L’armée kényane est traditionnellement apolitique et reste en dehors des compétitions électorales. La police et l’unité paramilitaire des services généraux (GSU) sont toutefois fréquemment accusées d’intimider les opposants au gouvernement, de recourir à la violence et de perturber les campagnes d’opposition. Cette élection présente une dynamique unique à cet égard, car les deux principaux candidats bénéficient du statut de titulaire : Odinga en tant que « candidat de l’establishment » et Ruto en tant que vice-président. À première vue, il est donc peu probable que leurs rassemblements soient perturbés ou que leurs partisans soient intimidés et harcelés. On ne peut toutefois pas l’exclure totalement. L’Autorité indépendante de surveillance de la police et la Commission nationale des services de police ont été créées au cours de la dernière décennie pour renforcer la surveillance de la police et contrôler le respect des normes relatives aux droits humains. Les progrès sur ce front ont toutefois été lents.

Civil Society

La société civile kényane s’est constamment engagée dans le processus démocratique. L’ELOG surveille l’ensemble du processus et a publié des déclarations aux parties prenantes à chaque étape, leur rappelant leurs obligations constitutionnelles et éduquant le public sur le processus électoral et ses droits. Il a notamment déployé des observateurs à long terme au niveau des comtés et mis en place un système alternatif de tabulation des votes afin de vérifier les résultats de manière indépendante.
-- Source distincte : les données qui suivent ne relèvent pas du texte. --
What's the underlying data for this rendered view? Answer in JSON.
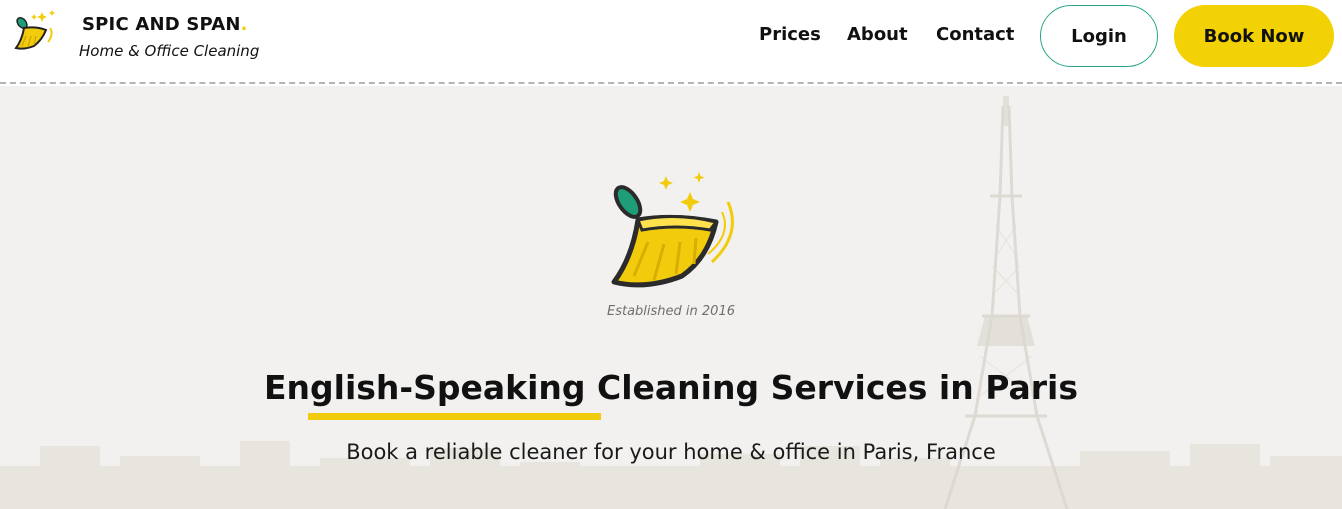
{
  "header": {
    "brand_name": "SPIC AND SPAN",
    "brand_dot": ".",
    "brand_tagline": "Home & Office Cleaning",
    "logo_icon": "broom-sparkle-icon"
  },
  "nav": {
    "items": [
      {
        "label": "Prices"
      },
      {
        "label": "About"
      },
      {
        "label": "Contact"
      }
    ],
    "login_label": "Login",
    "book_label": "Book Now"
  },
  "hero": {
    "logo_icon": "broom-sparkle-icon",
    "established": "Established in 2016",
    "headline": "English-Speaking Cleaning Services in Paris",
    "subline": "Book a reliable cleaner for your home & office in Paris, France",
    "background": "eiffel-tower-paris-skyline"
  },
  "colors": {
    "accent_yellow": "#f2d105",
    "accent_green": "#2aa58a",
    "text": "#111111",
    "hero_bg": "#f2f1ef"
  }
}
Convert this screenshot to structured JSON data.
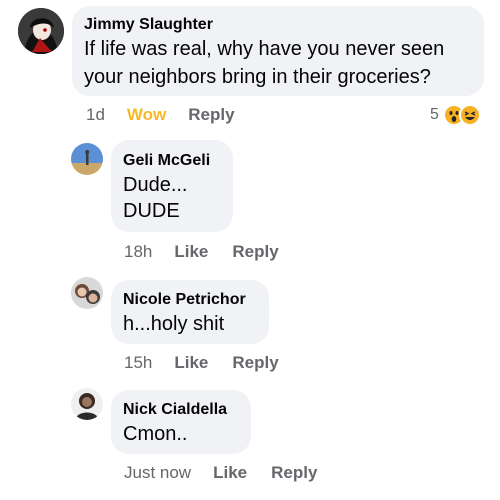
{
  "comments": [
    {
      "author": "Jimmy Slaughter",
      "lines": [
        "If life was real, why have you never seen",
        "your neighbors bring in their groceries?"
      ],
      "time": "1d",
      "reaction_label": "Wow",
      "reply": "Reply",
      "reaction_count": "5"
    },
    {
      "author": "Geli McGeli",
      "lines": [
        "Dude...",
        "DUDE"
      ],
      "time": "18h",
      "like": "Like",
      "reply": "Reply"
    },
    {
      "author": "Nicole Petrichor",
      "lines": [
        "h...holy shit"
      ],
      "time": "15h",
      "like": "Like",
      "reply": "Reply"
    },
    {
      "author": "Nick Cialdella",
      "lines": [
        "Cmon.."
      ],
      "time": "Just now",
      "like": "Like",
      "reply": "Reply"
    }
  ],
  "colors": {
    "bubble": "#f0f2f5",
    "action_text": "#65676b",
    "wow_yellow": "#f7b928"
  },
  "icons": [
    "wow-reaction-icon",
    "haha-reaction-icon"
  ]
}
La plateforme Ushahidi, un outil open-source créé à la suite des violences électorales de 2007, sera également active. Les électeurs peuvent télécharger des données en temps réel et les envoyer à un serveur central qui les traite et les transmet aux intervenants. Les citoyens peuvent également recueillir des informations en temps réel sur les bureaux de vote, notamment autour des centres de vote. Treize organisations partenaires font partie de ce système, qui transmettra les données recueillies par la foule pour qu’elle réagisse et prenne des mesures. Les agences de presse kényanes, qui ont assuré une couverture et une analyse approfondies depuis le début des campagnes, participeront également à ce projet. Cette vigilance et cet engagement permettront de créer un dossier médico-légal précieux et rappelleront aux acteurs politiques qu’ils sont observés à chaque étape.

Malgré de nombreux progrès, beaucoup reste encore à faire

« Le maintien de l’agence citoyenne sera un contrôle essentiel pour rappeler aux acteurs politiques qu’ils doivent agir dans les limites de la loi ».

Le Kenya aborde la dernière ligne droite de la saison électorale de 2022 en s’appuyant sur les leçons tirées de précédentes élections difficiles. La Constitution de 2010, l’indépendance croissante du pouvoir judiciaire et une société civile active en sont les principaux éléments. Le maintien de l’agence citoyenne sera un contrôle essentiel pour rappeler aux acteurs politiques qu’ils doivent agir dans les limites de la loi.

Ces garde-fous institutionnels seront particulièrement importants étant donné les questions sur la préparation et la capacité de l’IEBC à répondre aux préoccupations des parties. La résilience de ces institutions sera essentielle pour garantir que l’élection très contestée – et tous les défis ultérieurs – produise un résultat que la plupart des Kényans acceptent comme valide. Si le processus électoral kényan permet à la fois le maintien de la limitation des mandats et le transfert pacifique du pouvoir, il s’agira d’une avancée majeure dans le long cheminement des Kényans vers une démocratie plus solide.